公園の真ん中にある時計を見上げると、もうすぐ4時半。


どれだけ瞑想していたんだか、そんなに時間が経っていたとは気付かなかった。




4時を過ぎればもう部活が始まってる時間だ。
そういえばもう4日間も部活に顔を出してない。今日を入れると5日になるが。




今から中途半端に参加したら、逆にひどく怒られそうだ。
サッカー部、なんであんなヤンキーなんかを顧問につけたんだか。





ベンチに持たれて深くため息をついた。
頭上の屋根を仰ぎ見て、しばらくして目を閉じた。



朝からいっこうに止む気配のない強くもない雨。
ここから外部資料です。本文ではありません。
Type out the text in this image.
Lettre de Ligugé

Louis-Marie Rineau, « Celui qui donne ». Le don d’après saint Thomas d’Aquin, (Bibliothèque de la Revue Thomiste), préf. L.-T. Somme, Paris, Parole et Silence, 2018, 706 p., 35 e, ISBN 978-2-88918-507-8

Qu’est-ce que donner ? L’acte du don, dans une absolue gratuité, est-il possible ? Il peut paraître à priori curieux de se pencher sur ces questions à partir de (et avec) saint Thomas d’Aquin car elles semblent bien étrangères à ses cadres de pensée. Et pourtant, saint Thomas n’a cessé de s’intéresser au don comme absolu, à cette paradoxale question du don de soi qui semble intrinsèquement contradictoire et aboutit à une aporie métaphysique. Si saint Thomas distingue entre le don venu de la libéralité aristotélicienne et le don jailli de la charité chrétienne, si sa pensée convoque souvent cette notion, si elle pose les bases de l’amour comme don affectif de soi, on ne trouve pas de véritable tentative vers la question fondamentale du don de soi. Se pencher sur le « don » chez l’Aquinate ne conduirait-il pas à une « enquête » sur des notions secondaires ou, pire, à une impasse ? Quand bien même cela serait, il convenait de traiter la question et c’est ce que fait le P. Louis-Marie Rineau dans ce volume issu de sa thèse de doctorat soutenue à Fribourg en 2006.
そのサーという音だけが聞こえてくる。


それはなかなか耳に心地よくて。
ここのところほとんど眠れない夜が続いていて、常に活動していた脳がようやく休まるような気がした。



そんな時、



パシャ



と、誰かが近づいてくる音が雨の音に混じった。




あと少ししたら眠りの溝に落ちていた意識が、ふっと戻ってくる。


同時に、鈍っていた感覚も研ぎ澄まされた状態になって、間違いなくこちらに向かってくる気配に気を集中させた。





「サク」




雨の音のノイズに邪魔されて、その声はぶれながらに鼓膜に届いた。